ソフトウエア大手の独SAPの日本法人、SAPジャパン(東京・千代田)は30日、今後の製品開発の方向性などについて発表した。これまで別の製品として提供していた人工知能(AI)や定型的なパソコン作業を自動化するRPA(ロボティック・プロセス・オートメーション)、データ活用などの新分野を既存のアプリケーション製品に組み込んでいく。

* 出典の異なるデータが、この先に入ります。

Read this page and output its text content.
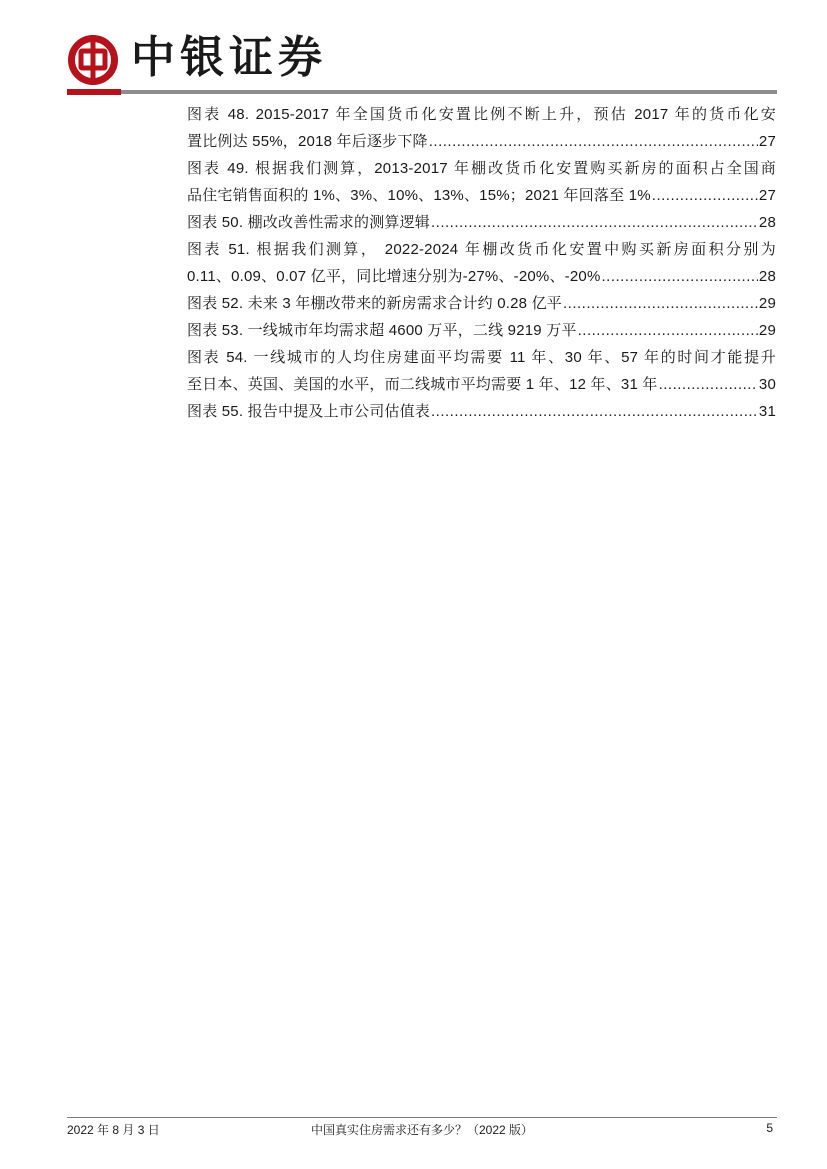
中银证券
图表 48. 2015-2017 年全国货币化安置比例不断上升，预估 2017 年的货币化安
置比例达 55%，2018 年后逐步下降 .....	27
图表 49. 根据我们测算，2013-2017 年棚改货币化安置购买新房的面积占全国商
品住宅销售面积的 1%、3%、10%、13%、15%；2021 年回落至 1% .....	27
图表 50. 棚改改善性需求的测算逻辑 .....	28
图表 51. 根据我们测算， 2022-2024 年棚改货币化安置中购买新房面积分别为
0.11、0.09、0.07 亿平，同比增速分别为-27%、-20%、-20% .....	28
图表 52. 未来 3 年棚改带来的新房需求合计约 0.28 亿平 .....	29
图表 53. 一线城市年均需求超 4600 万平，二线 9219 万平 .....	29
图表 54. 一线城市的人均住房建面平均需要 11 年、30 年、57 年的时间才能提升
至日本、英国、美国的水平，而二线城市平均需要 1 年、12 年、31 年 .....	30
图表 55. 报告中提及上市公司估值表 .....	31
2022 年 8 月 3 日	中国真实住房需求还有多少？（2022 版）	5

5月に提供を開始したクラウドの統合基幹業務システム(ERP)「S/4HANA Cloud」の最新版「1905」で、AIやRPAを使った100以上の新機能を提供した。

SAPジャパンの森川衡バイスプレジデント

SAPジャパンの森川衡バイスプレジデント

併せて今後、SAPが2018年11月に80億ドルで買収したオンライン調査の米クアルトリクスのサービスを既存製品に取り込むと明らかにした。顧客満足度などの定性データをクアルトリクスのサービスを使って取得し、業務システムのトランザクションデータと合わせて顧客に提供することを目指す。これにより「全てのユーザー企業がディスラプター(破壊者)になることを支援していく」(SAPジャパンの森川衡バイスプレジデントソリューション統括本部長兼バリューエンジニアリング統括本部長)方針だ。

アプリケーション分野の強化に加え、ミドルウエア分野も強化する。19年内にデータ活用を支援する新たなクラウドサービス「SAP HANA Cloud Services」の一般提供を開始する。これはSAP製品以外のシステムのデータも蓄積できるデータ基盤サービスになる。同クラウドサービス上で稼働するデータウエアハウスのクラウドサービス「SAP Data Warehouse Cloud」も提供予定だ。